AIMIM also contested local body polls and won seven seats in Ahmedabad's Muslim-dominated Jamalpur and Maktampura wards. Bahujan Samaj Party (BSP) won 3 seats in Jamnagar Municipal Corporation. In 6 municipalities and 15 taluka panchayats, no party holds clear majority. In October 2021 results for Gandhinagar Municipal elections were declared. BJP won the election to Gandhinagar Corporation too with 40 seats. In all the 7 bodies BJP won with majority.

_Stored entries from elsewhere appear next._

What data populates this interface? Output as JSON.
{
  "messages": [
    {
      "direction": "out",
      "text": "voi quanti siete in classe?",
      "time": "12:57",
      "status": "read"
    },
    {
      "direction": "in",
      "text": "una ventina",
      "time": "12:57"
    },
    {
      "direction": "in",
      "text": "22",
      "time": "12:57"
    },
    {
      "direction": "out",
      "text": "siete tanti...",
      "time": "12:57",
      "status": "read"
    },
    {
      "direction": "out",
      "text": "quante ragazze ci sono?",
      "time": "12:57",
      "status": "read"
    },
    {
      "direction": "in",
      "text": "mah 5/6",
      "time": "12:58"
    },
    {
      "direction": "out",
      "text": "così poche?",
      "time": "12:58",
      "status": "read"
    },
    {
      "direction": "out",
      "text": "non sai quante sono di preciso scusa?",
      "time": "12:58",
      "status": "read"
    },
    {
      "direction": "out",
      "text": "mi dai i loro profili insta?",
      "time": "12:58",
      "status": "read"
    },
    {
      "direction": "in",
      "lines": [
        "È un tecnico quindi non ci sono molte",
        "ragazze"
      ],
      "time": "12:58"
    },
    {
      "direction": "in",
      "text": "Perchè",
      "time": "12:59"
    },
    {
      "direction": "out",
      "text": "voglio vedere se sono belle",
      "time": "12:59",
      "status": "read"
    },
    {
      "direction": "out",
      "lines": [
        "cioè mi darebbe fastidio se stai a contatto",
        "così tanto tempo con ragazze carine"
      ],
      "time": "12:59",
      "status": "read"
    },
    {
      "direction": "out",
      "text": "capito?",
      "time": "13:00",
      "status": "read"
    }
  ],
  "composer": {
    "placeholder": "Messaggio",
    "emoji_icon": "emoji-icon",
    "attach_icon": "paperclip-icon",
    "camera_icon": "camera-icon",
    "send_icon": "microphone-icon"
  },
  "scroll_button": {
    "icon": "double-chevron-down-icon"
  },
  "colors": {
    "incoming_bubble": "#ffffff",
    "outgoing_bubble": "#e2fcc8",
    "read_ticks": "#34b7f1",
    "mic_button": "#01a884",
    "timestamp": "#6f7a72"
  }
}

==== Amdavad Municipal Corporation ====

| Party |  | Seats |
|  | Bharatiya Janata Party | 159 |
|  | Indian National Congress | 25 |
|  | All India Majlis-e-Ittehadul Muslimeen | 7 |
|  | Others | 1 |
| Total |  | 192 |
Source: Times of India

==== Surat Municipal Corporation ====

| Party |  | Seats |
|  | Bharatiya Janata Party | 93 |
|  | Aam Aadmi Party | 27 |
|  | Indian National Congress | 0 |
|  | Others | 0 |
| Total |  | 120 |
Source: India Today

==== Vadodara Municipal Corporation ====

| Party |  | Seats |
|  | Bharatiya Janata Party | 69 |
|  | Indian National Congress | 7 |
|  | Others | 0 |
| Total |  | 76 |
Source: India Today

==== Bhavnagar Municipal Corporation ====

| Party |  | Seats |
|  | Bharatiya Janata Party | 44 |
|  | Indian National Congress | 8 |
|  | Others | 0 |
| Total |  | 52 |
Source: India Today

==== Jamnagar Municipal Corporation ====

| Party |  | Seats |
|  | Bharatiya Janata Party | 50 |
|  | Indian National Congress | 11 |
|  | Bahujan Samaj Party | 3 |
|  | Others | 0 |
| Total |  | 64 |
Source: India Today

==== Rajkot Municipal Corporation ====

| Party |  | Seats |
|  | Bharatiya Janata Party | 68 |
|  | Indian National Congress | 4 |
|  | Others | 0 |
| Total |  | 72 |
Source: India Today

==== Gandhinagar Municipal Corporation ====

| Party |  | Seats |
|  | Bharatiya Janata Party | 41 |
|  | Indian National Congress | 2 |
|  | Aam Aadmi Party | 1 |
|  | Others | 0 |
| Total |  | 44 |
Source: India Today

==Reactions==
Prime Minister Modi congratulated the party's workers. CM Vijay Rupani expressed his gratitude towards Gujarati people. Delhi Chief Minister Arvind Kejriwal did a road show in Surat for party's representation as main opposition. Home Minister Amit Shah expressed his gratitude towards Gujarati people and party workers.